Saturday, September 22, 2007

Zeide’s Tallis

Rabbi Sokol told the story of his zeide’s tallis this evening just before Neilah. His Zeide had been a European-trained rabbi, a talmid chacham. When he died, 37 years ago, R’ Sokol was learning in Israel, and attended the funeral, on a cold February night, on the Mount of Olives.

When a man is buried in the United States, he is buried in his tallis. So he was prepared for burial wrapped in his old, yellowed tallis that he had worn for years. It protected him on his journey to Israel. But in Israel, they don’t bury in a tallis, so he was put into the ground without his old familiar protection. Instead, the tallis made its way back to R’ Sokol’s mother (amu”sh) in the States.

Then the question arose – who will wear Zeide’s tallis. Nobody wanted to wear it, since it had been wrapped around the dead body, so it went into Mrs. Sokol’s trunk of precious things. And there it sat, for 37 years.

On the first day of Rosh Hashanah this year, R’ Sokol’s uncle died. Nobody could find his tallis for burial, but Mrs. Sokol remembered her father’s tallis sitting in the trunk. Finally, it was buried, albeit not with its longtime owner, with its owner’s son, where it should protect him as his father had.

R’ Sokol went on to speculate about everyone’s tallis and how they reflect one’s personality, stained with tears from years of tefillot, twisted from someone who was under tension, unused from someone who never went to synagogue. He expanded on this theme, that each of us has, on Yom Kippur, the chance to reweave our talleisim, to reconstruct and redirect our lives, particularly as we draw to the close of Yom Kippur.

* * *

What of my zeide’s tallis? I have it, after all, in the closet.

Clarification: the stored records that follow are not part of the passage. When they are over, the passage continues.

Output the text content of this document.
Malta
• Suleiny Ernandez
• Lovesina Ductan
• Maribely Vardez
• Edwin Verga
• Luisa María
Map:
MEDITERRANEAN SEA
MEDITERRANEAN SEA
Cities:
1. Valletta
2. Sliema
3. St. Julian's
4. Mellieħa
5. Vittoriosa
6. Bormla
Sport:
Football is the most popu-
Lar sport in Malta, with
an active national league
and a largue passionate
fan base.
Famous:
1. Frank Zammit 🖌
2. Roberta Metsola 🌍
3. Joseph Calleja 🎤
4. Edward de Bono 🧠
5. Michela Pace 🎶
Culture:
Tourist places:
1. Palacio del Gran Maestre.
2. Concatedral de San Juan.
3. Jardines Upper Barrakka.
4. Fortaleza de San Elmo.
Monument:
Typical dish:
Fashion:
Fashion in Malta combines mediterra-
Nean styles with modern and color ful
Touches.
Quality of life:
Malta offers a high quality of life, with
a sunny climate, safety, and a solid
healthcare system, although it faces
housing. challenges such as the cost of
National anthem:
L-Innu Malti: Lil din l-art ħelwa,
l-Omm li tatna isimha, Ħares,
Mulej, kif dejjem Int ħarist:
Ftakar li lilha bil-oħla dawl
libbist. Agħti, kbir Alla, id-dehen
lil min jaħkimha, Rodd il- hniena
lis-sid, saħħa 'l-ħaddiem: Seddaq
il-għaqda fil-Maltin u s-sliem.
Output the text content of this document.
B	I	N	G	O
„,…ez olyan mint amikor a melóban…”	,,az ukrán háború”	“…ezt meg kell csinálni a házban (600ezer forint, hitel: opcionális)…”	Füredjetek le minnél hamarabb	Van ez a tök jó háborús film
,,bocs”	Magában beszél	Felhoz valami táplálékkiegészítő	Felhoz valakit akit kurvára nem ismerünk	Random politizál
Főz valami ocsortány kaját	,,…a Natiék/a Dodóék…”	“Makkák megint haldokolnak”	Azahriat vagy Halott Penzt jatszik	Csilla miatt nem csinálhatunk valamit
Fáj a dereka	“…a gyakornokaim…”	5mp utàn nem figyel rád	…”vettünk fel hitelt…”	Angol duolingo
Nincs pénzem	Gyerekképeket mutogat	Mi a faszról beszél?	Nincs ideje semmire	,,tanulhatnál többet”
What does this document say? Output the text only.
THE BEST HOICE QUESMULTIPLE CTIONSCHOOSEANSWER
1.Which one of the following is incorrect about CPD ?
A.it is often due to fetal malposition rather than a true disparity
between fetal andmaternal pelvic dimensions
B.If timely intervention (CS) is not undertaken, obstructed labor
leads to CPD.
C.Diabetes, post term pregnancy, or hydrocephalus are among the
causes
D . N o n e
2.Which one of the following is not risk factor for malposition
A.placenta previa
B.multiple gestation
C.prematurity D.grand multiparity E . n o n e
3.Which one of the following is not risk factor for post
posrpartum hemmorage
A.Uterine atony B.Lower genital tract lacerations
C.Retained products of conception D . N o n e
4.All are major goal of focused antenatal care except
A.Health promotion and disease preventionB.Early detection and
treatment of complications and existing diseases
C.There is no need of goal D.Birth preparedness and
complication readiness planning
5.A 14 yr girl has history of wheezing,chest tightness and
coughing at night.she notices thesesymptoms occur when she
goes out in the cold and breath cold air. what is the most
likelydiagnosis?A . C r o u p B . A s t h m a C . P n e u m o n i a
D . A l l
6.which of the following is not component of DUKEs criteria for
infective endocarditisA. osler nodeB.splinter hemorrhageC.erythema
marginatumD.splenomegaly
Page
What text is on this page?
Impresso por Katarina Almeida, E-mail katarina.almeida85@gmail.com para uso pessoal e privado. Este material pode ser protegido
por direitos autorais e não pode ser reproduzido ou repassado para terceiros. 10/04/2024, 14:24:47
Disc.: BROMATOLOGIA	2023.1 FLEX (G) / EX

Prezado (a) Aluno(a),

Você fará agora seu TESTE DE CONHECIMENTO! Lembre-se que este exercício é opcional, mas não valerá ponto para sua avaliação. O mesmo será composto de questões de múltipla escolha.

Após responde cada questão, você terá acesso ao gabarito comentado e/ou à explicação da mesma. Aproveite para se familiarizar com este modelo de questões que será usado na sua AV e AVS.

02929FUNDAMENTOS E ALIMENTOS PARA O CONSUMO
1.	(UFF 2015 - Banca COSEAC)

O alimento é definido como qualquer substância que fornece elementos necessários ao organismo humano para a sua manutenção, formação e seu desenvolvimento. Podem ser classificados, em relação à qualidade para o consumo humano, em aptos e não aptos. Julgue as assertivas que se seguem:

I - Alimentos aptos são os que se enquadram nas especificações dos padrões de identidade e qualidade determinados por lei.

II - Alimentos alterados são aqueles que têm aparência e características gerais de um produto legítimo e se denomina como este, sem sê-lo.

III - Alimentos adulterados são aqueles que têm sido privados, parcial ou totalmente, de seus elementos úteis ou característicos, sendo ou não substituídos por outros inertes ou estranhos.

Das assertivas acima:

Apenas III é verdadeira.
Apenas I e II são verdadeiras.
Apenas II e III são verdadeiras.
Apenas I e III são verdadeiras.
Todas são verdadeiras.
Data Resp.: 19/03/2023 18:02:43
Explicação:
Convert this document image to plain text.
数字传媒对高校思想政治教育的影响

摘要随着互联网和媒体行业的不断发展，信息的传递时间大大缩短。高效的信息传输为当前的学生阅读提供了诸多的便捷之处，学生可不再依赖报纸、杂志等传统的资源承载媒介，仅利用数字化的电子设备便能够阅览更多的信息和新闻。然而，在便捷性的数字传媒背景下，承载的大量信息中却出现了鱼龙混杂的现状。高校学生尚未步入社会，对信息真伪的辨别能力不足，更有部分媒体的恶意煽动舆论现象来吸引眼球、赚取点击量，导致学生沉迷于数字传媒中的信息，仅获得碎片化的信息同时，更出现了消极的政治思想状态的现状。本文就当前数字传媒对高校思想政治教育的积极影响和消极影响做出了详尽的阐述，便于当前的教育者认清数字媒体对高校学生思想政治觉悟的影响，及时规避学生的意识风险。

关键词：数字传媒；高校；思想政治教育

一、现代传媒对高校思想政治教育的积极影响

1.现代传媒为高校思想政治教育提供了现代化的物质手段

My zeide, for one, was never called zeide. His first language was Yiddish, he had a solid cheder education in Europe – 75 years later, he still could recite the first page of Elu Metzios. But he had cut off his payess at his bar-mitzvah, and by the time he married (his first cousin) and arrived in the States two years later, they had shed all Jewish practice. My father never went to shul with his father, which led to the confusion over my being a Levi. In America, they decided, we will speak English. So Dad never used Yiddish in the home. He had to learn it to speak with his other relatives who didn’t hold the same policy. But to me, they were always Grandma and Grandpa Beckerman.

After they died, in 1985, Dad and Uncle Max cleaned out their condo. I had visited them once there (they moved to Florida in 1975, after Grandpa’s bout with double pneumonia the previous summer); the apartment was basically their one-bedroom in Boro Park transplanted – the same furniture, the same plastic dustcovers, but the food was worse. Grandma’s mind was starting to go, and she had stopped cooking, so Grandpa suddenly had to learn how to cook at age 90. He didn’t do so good. He could still play clarinet, and one of the highlights of the trip was getting to play some duets (Pleyel) with Grandpa.

So anyway, while cleaning, they found Grandpa’s tallis. It must have been the one from their marriage in 1912 in Berdichev, in the Ukraine. It’s an odd design – lined, like many frum talleisim meant to go over the head; a strip down the middle to protect the fold, and no atarah. Not even a cloth strip, just two intertwining lines of stitching to mark the top. Regular Ashkenazi tzitzis, though, even though the only atarah-less talleisim I know of today, are Lubavitch, and they have a special way of tying their tzitzis. My parents, as the more-religious children, brought it home, and put it away, figuring I would use it eventually.

Meanwhile, on a trip to Israel, my parents bought two very nice, colorful (mine has red & silver stripes, my brother’s has multicolored stripes) talleisim for us when we should grow up and marry. I still use that tallis as my main tallis. And Mitch finally got his, marrying (at the ripe old age of 38) last September.

When I got married, I thought of Grandpa’s tallis, sitting in the closet, which I had sometimes used if I were leading services in my parents’ shul. I wanted it to be at my wedding. And so it was, it was the chuppah at my wedding. My grandparents were long gone, but a reminder made an essential part of my wedding.

* * *

So there can be life after death, not only death after death. For Rabbi Sokol, whose zeide was a talmid chacham and a tzaddik, the zeide’s tallis was only useful after death for another death. For me, my zeide’s tallis, while not so useful during my grandpa’s life, because he kept it as a reminder of his wedding, from house to house to house, it became used to start another generation in a wedding. Where his wedding may have been the last religious thing he did for decades, the tallis he had then, came to us, to start us out right building a bayis ne’eman beyisrael.

It’s wearing out now, the squares of fabric at the corners are frayed, so I don’t wear it for davening much any more. But it’s still there in my closet, a bit of my Grandpa with us forever.

1 comment:

Lion of Zion said...

my grandfather was buried in bet shemesh a few years ago. he expected to be buried in his tallis, but of course the hevrah kadishah demurred. at the last minute they let my father place the tallis by his side in the grave.